A suspeita e intrigada Cláudia já começava seu interrogatório:
— Primeiro me diz… qual é a sensação de ter dois paus dentro de
você!?, — a loira adolescente se virou de lado na cama com um cotovelo
apoiado nela e a mão sustentando o rosto, todo seu corpo curvilíneo
estava esticado ao lado de onde estava a nervosa garota, que quase
desmaiou com uma pergunta dessas.
— Ai não, Cláudia…! não me pergunta essas coisas…! me dá
vergonhaaa…!!
— Não seja boba, Cielo Riveros, e como assim você tem vergonha de mim?, se
eu estava bem ali na hora que eles te fizeram, só me diz se você gostou… vamos me diz… é gostoso…!?
Depois de pensar por alguns segundos, a trêmula
gostosona pensou que Cláudia estava certa, que diferença fazia se ela
tinha presenciado quando os dois velhos estavam comendo ela ao mesmo tempo,
somando que ela (a Cláudia) também tinha feito safadezas de todo tipo,
então resolveu dizer a verdade, mesmo que custasse.
— Cielo Riveros — Ehhh… s… sim, é b… bão… ba… bacana…!!, — a garota não sabia onde se
meter, nunca na vida tinha contado suas intimidades pra ninguém, e por
sua vez a loira estava mais que maravilhada com a resposta de Cielo Riveros.

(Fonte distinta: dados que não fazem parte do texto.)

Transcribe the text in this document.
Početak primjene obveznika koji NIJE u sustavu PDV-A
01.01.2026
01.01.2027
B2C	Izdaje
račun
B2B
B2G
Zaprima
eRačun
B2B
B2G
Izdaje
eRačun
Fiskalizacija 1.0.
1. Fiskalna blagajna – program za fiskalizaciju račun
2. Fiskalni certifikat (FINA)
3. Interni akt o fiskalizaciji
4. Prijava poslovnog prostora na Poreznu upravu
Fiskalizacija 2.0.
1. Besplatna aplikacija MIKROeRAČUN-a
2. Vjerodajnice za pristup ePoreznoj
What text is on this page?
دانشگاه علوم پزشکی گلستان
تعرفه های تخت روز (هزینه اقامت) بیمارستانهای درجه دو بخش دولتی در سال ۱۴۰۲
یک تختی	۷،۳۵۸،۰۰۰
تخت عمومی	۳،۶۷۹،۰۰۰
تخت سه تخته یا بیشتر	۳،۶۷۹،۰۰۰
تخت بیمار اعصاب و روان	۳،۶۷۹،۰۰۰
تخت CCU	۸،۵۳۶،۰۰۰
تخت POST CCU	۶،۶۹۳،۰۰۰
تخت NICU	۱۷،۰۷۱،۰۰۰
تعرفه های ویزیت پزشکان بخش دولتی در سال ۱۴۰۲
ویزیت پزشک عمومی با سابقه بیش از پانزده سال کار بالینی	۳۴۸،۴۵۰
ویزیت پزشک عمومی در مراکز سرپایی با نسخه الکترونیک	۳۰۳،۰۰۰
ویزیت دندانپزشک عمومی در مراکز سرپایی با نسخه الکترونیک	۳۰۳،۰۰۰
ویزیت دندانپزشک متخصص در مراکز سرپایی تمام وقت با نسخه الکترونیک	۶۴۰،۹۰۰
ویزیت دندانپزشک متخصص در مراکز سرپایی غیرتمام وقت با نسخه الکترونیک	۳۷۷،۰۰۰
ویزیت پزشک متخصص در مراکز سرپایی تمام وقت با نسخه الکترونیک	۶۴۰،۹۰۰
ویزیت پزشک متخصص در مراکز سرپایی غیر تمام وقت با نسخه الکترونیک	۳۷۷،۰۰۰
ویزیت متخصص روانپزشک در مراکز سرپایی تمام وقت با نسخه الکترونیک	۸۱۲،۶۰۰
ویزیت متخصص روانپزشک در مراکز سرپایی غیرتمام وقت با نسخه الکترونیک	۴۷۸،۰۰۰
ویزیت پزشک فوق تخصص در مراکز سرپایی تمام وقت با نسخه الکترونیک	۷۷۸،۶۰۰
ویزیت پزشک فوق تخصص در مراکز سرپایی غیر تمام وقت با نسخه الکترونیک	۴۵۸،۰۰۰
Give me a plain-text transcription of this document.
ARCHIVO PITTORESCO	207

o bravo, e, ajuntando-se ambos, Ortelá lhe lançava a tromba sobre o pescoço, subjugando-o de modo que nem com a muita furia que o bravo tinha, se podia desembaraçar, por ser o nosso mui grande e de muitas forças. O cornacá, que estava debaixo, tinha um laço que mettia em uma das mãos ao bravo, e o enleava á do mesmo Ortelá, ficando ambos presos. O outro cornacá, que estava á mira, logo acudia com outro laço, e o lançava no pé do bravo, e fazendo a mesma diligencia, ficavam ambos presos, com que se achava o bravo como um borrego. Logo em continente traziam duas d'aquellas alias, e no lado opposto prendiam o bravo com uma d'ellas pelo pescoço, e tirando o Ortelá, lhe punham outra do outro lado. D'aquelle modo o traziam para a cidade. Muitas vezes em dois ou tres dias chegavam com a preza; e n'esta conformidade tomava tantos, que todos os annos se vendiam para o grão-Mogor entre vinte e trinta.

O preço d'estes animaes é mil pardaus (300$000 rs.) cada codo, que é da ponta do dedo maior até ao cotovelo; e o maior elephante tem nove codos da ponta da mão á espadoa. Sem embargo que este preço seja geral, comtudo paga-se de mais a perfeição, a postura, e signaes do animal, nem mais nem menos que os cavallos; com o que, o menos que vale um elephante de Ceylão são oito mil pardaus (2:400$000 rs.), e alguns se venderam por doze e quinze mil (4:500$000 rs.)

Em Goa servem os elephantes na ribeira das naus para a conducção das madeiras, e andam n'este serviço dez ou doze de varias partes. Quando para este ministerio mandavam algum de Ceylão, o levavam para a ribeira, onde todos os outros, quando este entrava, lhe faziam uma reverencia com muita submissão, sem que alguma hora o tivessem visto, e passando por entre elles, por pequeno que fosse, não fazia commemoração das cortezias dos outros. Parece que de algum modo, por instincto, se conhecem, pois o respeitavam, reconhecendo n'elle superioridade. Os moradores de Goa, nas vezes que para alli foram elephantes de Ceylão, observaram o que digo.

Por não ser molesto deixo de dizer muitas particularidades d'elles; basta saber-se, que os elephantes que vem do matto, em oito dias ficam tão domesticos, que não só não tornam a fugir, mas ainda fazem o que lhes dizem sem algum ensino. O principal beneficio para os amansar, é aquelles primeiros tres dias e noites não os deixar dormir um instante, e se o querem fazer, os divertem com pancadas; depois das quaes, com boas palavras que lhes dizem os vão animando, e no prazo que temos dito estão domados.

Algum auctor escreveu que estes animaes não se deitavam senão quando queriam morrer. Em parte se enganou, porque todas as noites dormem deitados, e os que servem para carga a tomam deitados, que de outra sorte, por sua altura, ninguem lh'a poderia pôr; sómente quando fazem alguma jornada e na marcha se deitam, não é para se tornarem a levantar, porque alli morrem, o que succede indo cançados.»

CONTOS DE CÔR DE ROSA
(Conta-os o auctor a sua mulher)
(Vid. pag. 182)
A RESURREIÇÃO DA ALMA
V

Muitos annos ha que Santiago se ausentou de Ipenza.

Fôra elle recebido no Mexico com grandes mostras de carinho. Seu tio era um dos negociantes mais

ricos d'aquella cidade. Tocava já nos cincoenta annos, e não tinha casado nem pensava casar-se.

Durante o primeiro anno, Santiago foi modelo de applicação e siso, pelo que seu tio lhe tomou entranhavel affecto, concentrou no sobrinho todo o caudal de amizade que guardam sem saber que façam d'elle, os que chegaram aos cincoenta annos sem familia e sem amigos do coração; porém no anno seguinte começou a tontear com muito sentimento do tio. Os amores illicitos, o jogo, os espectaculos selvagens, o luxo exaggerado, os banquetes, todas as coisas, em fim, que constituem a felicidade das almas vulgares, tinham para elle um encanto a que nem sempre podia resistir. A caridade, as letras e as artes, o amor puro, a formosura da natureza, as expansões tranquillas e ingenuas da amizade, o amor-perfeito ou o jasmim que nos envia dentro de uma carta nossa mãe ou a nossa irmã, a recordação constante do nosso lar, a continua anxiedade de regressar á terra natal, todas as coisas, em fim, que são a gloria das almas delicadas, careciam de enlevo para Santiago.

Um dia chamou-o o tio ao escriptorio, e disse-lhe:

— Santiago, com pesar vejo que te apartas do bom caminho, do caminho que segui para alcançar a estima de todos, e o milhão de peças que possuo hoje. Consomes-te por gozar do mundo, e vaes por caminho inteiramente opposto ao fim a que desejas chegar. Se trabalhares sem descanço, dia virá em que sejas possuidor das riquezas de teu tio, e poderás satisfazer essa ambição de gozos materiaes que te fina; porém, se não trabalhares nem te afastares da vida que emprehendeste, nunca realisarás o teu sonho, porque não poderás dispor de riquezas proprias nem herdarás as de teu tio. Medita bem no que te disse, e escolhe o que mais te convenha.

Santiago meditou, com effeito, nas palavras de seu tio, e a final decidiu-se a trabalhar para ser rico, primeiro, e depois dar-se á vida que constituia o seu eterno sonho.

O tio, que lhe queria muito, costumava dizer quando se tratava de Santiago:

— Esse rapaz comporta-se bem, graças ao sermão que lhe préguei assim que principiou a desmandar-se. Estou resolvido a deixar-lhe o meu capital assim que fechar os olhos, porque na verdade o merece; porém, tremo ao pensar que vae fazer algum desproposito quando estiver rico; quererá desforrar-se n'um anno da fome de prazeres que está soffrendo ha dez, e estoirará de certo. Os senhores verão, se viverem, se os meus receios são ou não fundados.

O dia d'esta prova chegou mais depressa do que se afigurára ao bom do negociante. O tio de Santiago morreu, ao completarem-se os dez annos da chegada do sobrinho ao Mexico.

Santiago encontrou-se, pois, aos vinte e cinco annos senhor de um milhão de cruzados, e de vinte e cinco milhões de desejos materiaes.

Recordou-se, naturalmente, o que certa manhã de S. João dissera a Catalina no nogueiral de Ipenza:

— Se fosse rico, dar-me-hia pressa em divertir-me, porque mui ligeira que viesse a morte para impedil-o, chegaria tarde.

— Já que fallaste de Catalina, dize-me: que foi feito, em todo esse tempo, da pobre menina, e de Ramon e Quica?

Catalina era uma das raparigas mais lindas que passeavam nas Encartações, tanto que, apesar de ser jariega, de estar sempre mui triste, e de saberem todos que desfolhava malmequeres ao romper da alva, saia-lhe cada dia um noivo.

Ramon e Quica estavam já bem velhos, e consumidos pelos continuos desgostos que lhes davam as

— Bacana…!?, ou seja, você gostouuu…!!??
Cielo Riveros aos poucos ia caindo nesse jogo morbidamente gostoso palavras com que sua amiga loira a estava interrogando, então de um jeito estranhamente nervoso ela respondeu exatamente como a Cláudia queria ouvir:
- Céu Riveros - Acho que sim... hã... é... é gostosooo quando a gente faz com... com... doisss!! - a garota, apesar dos sentimentos confusos, não percebia que aquela conversa já estava começando a excitar ela também.
- Ai, minha Céu Riveros, você é toda uma putinha...! Nunca pensei que você aguentava dois caras ao mesmo tempo, quem diria...!? - opinou Cláudia que, mesmo animada e tudo, tentava amenizar a situação, claro pra deixar a amiga ainda mais à vontade. Ela queria saber de tudo, então continuou: - Olha, Céu Riveros, outro dia eu te confessei que uma vez eu transei com o professor Túlio, e você deixou escapar que também já tinha feito com ele. Vamos, me conta como foi isso.
- Ai, Clau, já te falei que foi na sua casa, com isso já basta... pra que quer saber mais? Além do mais, foi no mesmo dia que o seu Pedro me estuprou...!!!
- E foi a única vez que o professorzinho te comeu...? - a loira não dava bola pra amiga e não dava trégua. Ela já sabia que Céu Riveros ia soltar tudo o que ela quisesse saber.
Depois de um silêncio quase mortal no quarto, a estudante loira sacou que tinha rolado mais de uma vez, então continuou pressionando a nervosa coroa gostosa, que naquele momento já tava quase na hora de ir embora pra encontrar o Rodrigo, embora a garota nem lembrasse mais disso.
- Vamos, me responde, Céu Riveros...! Teve mais alguma vez com o professor Túlio?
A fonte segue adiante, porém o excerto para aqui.